Le temps des conclusions.
Ginny avait survécu à une spirale descendante et à un choc terrible. Comme elle avait besoin de récupérer, il ne l’avait pas noyée sous les corvées. La jeune femme faisait son travail correctement. Elle ouvrait les boîtes et triait les collections les moins prometteuses. Elle devenait rapidement une lectrice avertie, ce qui n’avait rien d’étonnant, compte tenu de ses origines.
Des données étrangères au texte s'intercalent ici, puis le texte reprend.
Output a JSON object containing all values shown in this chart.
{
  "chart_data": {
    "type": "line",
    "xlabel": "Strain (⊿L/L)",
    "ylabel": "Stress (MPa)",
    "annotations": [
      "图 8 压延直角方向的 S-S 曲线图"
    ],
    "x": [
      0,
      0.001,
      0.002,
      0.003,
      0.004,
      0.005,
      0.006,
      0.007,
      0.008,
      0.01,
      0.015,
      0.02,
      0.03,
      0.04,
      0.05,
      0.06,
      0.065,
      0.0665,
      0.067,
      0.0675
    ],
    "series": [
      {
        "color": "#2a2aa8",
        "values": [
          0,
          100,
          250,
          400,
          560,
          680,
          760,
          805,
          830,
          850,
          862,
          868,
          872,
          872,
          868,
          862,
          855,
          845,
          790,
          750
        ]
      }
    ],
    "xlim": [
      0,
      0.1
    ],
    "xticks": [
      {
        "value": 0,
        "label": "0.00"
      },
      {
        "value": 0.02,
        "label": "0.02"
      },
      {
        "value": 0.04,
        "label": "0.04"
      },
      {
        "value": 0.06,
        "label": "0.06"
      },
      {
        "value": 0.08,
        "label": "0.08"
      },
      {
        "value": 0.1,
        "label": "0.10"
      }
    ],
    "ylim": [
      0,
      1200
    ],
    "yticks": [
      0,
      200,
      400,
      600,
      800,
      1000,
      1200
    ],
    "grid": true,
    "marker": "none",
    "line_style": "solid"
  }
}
Elle avait le potentiel pour devenir une collaboratrice précieuse, mais Bidewell n’était pas certain d’avoir le temps de développer suffisamment ses aptitudes pour qu’elle puisse faire une réelle différence.
Le travail avançait, même s’il savait déjà tout ce qu’il avait besoin de savoir : le passé réagissait comme un baromètre à une baisse de pression colossale. Il restait très peu de passés et presque aucun futur.
Se souvenir d’un événement ne prouvait plus que celui-ci ait réellement eu lieu.
L’Histoire était un amas de balivernes.